Based on the district's own policies and pronouncements, the actions of Steve Thomas Rooney should have been thoroughly scrutinized by the district in 2007. That year, before he was transferred to Markham Middle School as assistant principal, Rooney had been arrested on suspicion of assault with a deadly weapon. He allegedly brandished a handgun at the stepfather of a student who attended Foshay Learning Center in the Exposition Park area, where Rooney had been a dean. Police told senior district officials that they had found evidence in Rooney's home of a possible sexual relationship between Rooney and the student, police later told the media. But the student, 17, did not cooperate with the LAPD investigation, police said. No charges were filed.
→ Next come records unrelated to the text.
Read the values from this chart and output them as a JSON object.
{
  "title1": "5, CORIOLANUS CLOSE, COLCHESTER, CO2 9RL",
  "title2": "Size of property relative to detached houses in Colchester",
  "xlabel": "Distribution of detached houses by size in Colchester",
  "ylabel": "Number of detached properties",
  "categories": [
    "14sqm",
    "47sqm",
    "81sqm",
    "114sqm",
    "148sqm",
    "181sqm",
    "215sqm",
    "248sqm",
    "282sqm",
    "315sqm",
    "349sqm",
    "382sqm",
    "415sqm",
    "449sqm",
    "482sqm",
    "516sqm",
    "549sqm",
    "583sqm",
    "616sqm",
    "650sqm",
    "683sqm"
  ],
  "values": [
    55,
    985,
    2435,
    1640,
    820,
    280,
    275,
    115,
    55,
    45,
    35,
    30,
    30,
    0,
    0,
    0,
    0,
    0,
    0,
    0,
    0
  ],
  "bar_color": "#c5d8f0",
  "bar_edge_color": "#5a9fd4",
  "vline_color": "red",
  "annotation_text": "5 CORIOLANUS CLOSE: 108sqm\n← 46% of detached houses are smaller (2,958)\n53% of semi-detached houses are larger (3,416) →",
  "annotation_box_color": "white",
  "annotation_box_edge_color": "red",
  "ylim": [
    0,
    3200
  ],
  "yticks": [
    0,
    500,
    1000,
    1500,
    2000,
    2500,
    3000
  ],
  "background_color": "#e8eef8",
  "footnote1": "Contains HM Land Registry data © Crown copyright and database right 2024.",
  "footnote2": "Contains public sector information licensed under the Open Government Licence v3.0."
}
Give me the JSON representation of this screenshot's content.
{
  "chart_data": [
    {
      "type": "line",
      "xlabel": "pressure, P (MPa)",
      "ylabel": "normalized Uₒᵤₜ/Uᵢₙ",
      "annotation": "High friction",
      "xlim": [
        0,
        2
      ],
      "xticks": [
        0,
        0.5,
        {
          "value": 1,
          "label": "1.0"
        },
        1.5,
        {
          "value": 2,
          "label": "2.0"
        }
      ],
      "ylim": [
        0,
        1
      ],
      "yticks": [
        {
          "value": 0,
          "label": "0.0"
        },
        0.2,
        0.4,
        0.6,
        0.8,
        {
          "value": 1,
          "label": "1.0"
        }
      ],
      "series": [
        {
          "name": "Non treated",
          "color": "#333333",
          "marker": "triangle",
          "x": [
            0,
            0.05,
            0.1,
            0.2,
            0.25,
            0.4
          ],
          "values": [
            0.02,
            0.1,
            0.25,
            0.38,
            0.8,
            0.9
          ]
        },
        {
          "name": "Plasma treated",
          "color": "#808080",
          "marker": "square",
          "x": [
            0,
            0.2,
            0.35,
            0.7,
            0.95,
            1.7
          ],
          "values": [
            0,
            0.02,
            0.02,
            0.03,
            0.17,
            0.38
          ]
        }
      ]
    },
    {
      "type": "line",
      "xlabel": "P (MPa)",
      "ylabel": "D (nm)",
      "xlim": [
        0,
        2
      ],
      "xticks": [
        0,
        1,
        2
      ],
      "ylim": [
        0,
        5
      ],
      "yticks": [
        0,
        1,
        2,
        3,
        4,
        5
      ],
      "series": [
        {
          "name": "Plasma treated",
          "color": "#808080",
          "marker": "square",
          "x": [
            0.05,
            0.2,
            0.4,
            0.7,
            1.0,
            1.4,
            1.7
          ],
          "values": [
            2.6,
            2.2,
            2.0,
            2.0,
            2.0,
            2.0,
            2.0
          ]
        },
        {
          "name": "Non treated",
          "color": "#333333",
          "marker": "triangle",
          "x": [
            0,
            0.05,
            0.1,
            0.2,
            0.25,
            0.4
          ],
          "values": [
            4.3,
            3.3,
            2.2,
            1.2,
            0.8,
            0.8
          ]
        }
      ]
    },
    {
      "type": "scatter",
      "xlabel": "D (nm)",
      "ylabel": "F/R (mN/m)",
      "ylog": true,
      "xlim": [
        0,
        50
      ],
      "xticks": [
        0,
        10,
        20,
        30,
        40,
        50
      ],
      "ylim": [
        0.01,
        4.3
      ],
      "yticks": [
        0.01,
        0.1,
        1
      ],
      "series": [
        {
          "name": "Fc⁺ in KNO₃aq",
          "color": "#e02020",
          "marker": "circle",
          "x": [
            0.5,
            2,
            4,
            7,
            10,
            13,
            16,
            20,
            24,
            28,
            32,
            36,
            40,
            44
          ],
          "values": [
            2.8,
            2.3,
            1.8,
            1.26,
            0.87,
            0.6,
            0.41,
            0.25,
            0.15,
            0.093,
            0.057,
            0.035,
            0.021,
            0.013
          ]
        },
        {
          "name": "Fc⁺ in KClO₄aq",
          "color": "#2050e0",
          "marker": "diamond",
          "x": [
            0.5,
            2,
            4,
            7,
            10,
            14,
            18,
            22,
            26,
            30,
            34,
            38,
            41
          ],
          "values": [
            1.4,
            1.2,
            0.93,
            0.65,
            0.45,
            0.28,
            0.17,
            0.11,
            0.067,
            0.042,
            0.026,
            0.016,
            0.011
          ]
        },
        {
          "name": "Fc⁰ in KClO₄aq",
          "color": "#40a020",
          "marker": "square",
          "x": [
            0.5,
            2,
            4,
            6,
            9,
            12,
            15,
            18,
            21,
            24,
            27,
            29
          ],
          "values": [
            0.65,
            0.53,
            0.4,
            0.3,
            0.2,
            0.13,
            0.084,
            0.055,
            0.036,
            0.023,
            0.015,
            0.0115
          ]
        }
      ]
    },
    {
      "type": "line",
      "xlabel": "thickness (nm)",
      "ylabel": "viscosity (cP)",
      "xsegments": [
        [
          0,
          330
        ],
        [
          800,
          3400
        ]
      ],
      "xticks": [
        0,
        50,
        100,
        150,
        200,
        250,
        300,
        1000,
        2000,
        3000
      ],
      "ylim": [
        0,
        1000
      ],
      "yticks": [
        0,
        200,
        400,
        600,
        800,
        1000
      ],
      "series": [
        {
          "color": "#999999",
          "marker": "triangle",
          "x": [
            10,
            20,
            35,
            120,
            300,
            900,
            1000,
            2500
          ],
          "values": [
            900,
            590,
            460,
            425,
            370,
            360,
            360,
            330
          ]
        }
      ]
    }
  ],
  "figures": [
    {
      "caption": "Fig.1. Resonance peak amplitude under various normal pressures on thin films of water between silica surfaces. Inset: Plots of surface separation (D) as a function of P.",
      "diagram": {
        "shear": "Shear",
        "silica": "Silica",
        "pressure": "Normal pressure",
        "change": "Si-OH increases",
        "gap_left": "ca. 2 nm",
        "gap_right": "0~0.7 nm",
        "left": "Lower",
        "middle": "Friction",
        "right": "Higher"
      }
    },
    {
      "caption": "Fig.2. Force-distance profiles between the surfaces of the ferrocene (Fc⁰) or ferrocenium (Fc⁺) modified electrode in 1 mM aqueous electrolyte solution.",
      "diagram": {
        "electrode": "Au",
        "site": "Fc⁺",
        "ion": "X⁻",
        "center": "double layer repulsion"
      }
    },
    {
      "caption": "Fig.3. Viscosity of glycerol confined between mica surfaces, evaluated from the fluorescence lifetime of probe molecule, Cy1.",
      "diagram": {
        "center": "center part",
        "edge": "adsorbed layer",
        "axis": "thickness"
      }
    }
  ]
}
Without conducting their own investigation, L.A. Unified officials reassigned Rooney to Markham after a few months. In 2008, Rooney was arrested for allegedly kidnapping and sexually assaulting a 13-year old female student from Markham at his home.
After that arrest, he was charged with various sexual crimes involving four girls, two former students at Foshay and two at Markham. He has pleaded guilty. The second arrest prompted a public outcry. After apologizing, then-Supt. David L. Brewer issued an order making the superintendent personally responsible for deciding whether someone accused of molestation should be returned to a classroom. He also ordered improved procedures for notifying principals of new employees' past misconduct and pledged to work more closely with law enforcement. The mother of Thompson's alleged victim is skeptical of the district's promises. When a reporter talked to her earlier this year about the Rooney case, she wept. "All I wanted was to effect change," she said, referring to her cooperation with the district. But when she learned of the latest allegations against Rooney, "that's when I realized I have failed."